Pourtant, avec Antisocial, Rizno et Ruzkov proposent un projet moins violent que ses prédécesseurs. Une évolution naturelle d’après Rizno, absolument pas influencée par une demande du public complète Ruzkov : « Sur ce projet, on a vraiment bossé en fonction de l’humeur dans laquelle on était le jour où on bossait le truc. » Rizno ajoute : « C’est spontané, ça dépend du mood dans lequel on est et de la prod’ surtout. Si la prod’ me dit que je dois chanter un truc, je vais chanter. »

Un projet plus calme oui, mais toujours avec l’identité hardcore originelle du duo et ses lyrics torturées, faisant d’Antisocial un véritable exutoire. Dans les paroles, des sujets très durs sont abordés, notamment les addictions aux drogues et à l’alcool, le sentiment de profonde solitude ou encore le mal-être permanent. « J’espère vraiment que ça va pouvoir aider les gens qui sont dans le même cas que moi. » souligne Ruzkov. « On parle beaucoup de situations que les gens peuvent vivre, et le fait d’écouter ça peut leur permettre de se dire qu’ils ne sont pas les seuls à vivre ça. On peut y arriver, à s’en sortir de là. » ajoute Rizno. Un projet si personnel que personne n’a été invité à collaborer ; zéro featuring.

Cette nouvelle ‘tape a été bossée sur environ deux années. « A cause de la distance, de l’organisation… Mais en soit, on aurait pu le faire en une semaine. » affirme Rizno. Au niveau de l’écriture, les deux potes ont une façon de procéder tout à fait différente. Ruzkov est dans l’instant, tandis que Rizno est dans la réflexion. « Moi personnellement, je mets la prod’ et ce que ça me procure me permet d’écrire le texte en 15 minutes et de structurer le truc en 30 minutes, le temps de répéter le truc et de voir si c’est bien dans les temps. C’est tellement facile de rapper quelque chose qui vient du cœur, et puis ça fait du bien. » raconte Pavel.

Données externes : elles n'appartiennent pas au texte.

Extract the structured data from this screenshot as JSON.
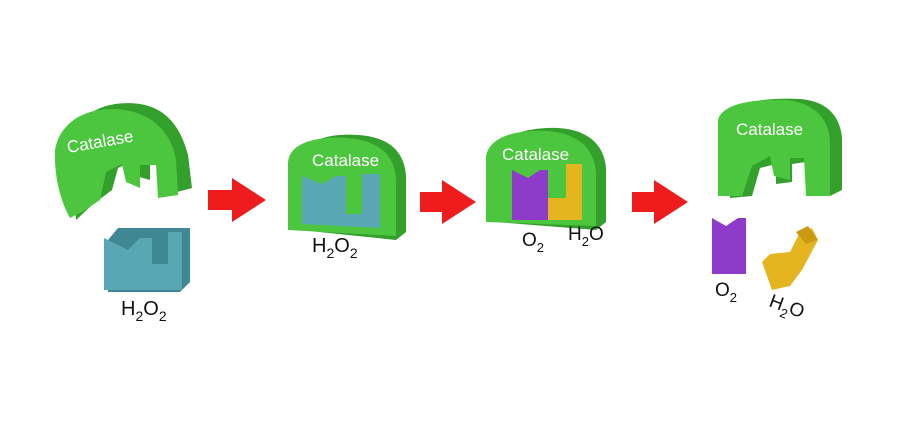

« Moi je veux pas dire trop de bêtises, j’aime bien quand c’est un peu réfléchi, j’aime avoir du recul. » explique Rizno qui préfère bosser ses phases et construire des métaphores comme un véritable artisan. « C’est une logique. Moi-même quand j’écoute mes propres sons, quelques fois, j’ai du mal à me comprendre. J’ai une idée et le problème c’est que quand je l’écris, ce n’est pas clair, je n’arrive pas à rendre ça assez synthétique pour les gens. C’est comme si j’élaborais des formules et finalement les autres n’arrivent pas à lire le résultat. » En soi, une belle définition des Alchimistes, cherchant à livrer leurs sentiments via des équations spécifiques où les mots s’additionnent dans des formules explosives.